Constraint Optimization Lineage: The migration of Augmented Lagrangian and primal-dual ideas from fair/safe learning into unlearning highlights that unlearning is fundamentally a constrained multi-objective problem.
Comparison with Gradient Conflict Methods: While GDR, Munba (Nash bargaining), and PGD attempt to reconcile conflicts, this paper differs by avoiding conflicts via staging + distribution-level constraints.
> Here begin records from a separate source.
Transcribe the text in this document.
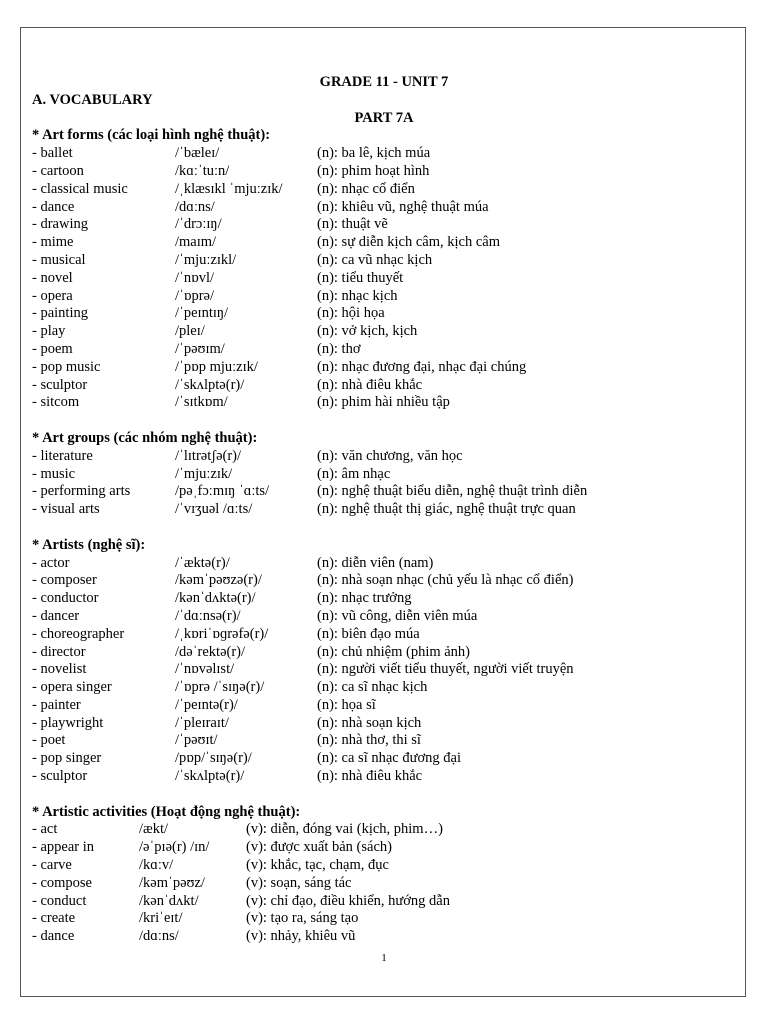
GRADE 11 - UNIT 7
A. VOCABULARY
PART 7A
* Art forms (các loại hình nghệ thuật):
- ballet	/ˈbæleɪ/	(n): ba lê, kịch múa
- cartoon	/kɑːˈtuːn/	(n): phim hoạt hình
- classical music	/ˌklæsɪkl ˈmjuːzɪk/ (n): nhạc cổ điển
- dance	/dɑːns/	(n): khiêu vũ, nghệ thuật múa
- drawing	/ˈdrɔːɪŋ/	(n): thuật vẽ
- mime	/maɪm/	(n): sự diễn kịch câm, kịch câm
- musical	/ˈmjuːzɪkl/	(n): ca vũ nhạc kịch
- novel	/ˈnɒvl/	(n): tiểu thuyết
- opera	/ˈɒprə/	(n): nhạc kịch
- painting	/ˈpeɪntɪŋ/	(n): hội họa
- play	/pleɪ/	(n): vở kịch, kịch
- poem	/ˈpəʊɪm/	(n): thơ
- pop music	/ˈpɒp mjuːzɪk/	(n): nhạc đương đại, nhạc đại chúng
- sculptor	/ˈskʌlptə(r)/	(n): nhà điêu khắc
- sitcom	/ˈsɪtkɒm/	(n): phim hài nhiều tập
* Art groups (các nhóm nghệ thuật):
- literature	/ˈlɪtrətʃə(r)/	(n): văn chương, văn học
- music	/ˈmjuːzɪk/	(n): âm nhạc
- performing arts	/pəˌfɔːmɪŋ ˈɑːts/	(n): nghệ thuật biểu diễn, nghệ thuật trình diễn
- visual arts	/ˈvɪʒuəl /ɑːts/	(n): nghệ thuật thị giác, nghệ thuật trực quan
* Artists (nghệ sĩ):
- actor	/ˈæktə(r)/	(n): diễn viên (nam)
- composer	/kəmˈpəʊzə(r)/	(n): nhà soạn nhạc (chủ yếu là nhạc cổ điển)
- conductor	/kənˈdʌktə(r)/	(n): nhạc trưởng
- dancer	/ˈdɑːnsə(r)/	(n): vũ công, diễn viên múa
- choreographer	/ˌkɒriˈɒɡrəfə(r)/	(n): biên đạo múa
- director	/dəˈrektə(r)/	(n): chủ nhiệm (phim ảnh)
- novelist	/ˈnɒvəlɪst/	(n): người viết tiểu thuyết, người viết truyện
- opera singer	/ˈɒprə /ˈsɪŋə(r)/	(n): ca sĩ nhạc kịch
- painter	/ˈpeɪntə(r)/	(n): họa sĩ
- playwright	/ˈpleɪraɪt/	(n): nhà soạn kịch
- poet	/ˈpəʊɪt/	(n): nhà thơ, thi sĩ
- pop singer	/pɒp/ˈsɪŋə(r)/	(n): ca sĩ nhạc đương đại
- sculptor	/ˈskʌlptə(r)/	(n): nhà điêu khắc
* Artistic activities (Hoạt động nghệ thuật):
- act	/ækt/	(v): diễn, đóng vai (kịch, phim…)
- appear in	/əˈpɪə(r) /ɪn/	(v): được xuất bản (sách)
- carve	/kɑːv/	(v): khắc, tạc, chạm, đục
- compose	/kəmˈpəʊz/	(v): soạn, sáng tác
- conduct	/kənˈdʌkt/	(v): chỉ đạo, điều khiển, hướng dẫn
- create	/kriˈeɪt/	(v): tạo ra, sáng tạo
- dance	/dɑːns/	(v): nhảy, khiêu vũ
1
Inspiration for Distribution Constraints: Using W2 instead of KL to constrain loss distributions is highly efficient due to the 1D closed-form solution; this technique can be generalized to any continual learning or debiasing task requiring the "locking" of a specific subset's output distribution.

Rating¶

Novelty: ⭐⭐⭐⭐ Explicitly modeling "retain-forget entanglement" and solving mean constraint loopholes with W2 distribution constraints is highly novel.
Experimental Thoroughness: ⭐⭐⭐⭐ Covers 4 datasets, 3 architectures, 9 baselines, and includes W2 ablations; however, it lacks privacy-centric metrics (MIA).
Writing Quality: ⭐⭐⭐⭐ Clear linkage between failure analysis (Figure 1) and theoretical propositions. The progression of motivation is logical and readable.
Value: ⭐⭐⭐⭐ Directly addresses a major blind spot in current unlearning evaluations, providing high value for real-world safety scenarios like debiasing.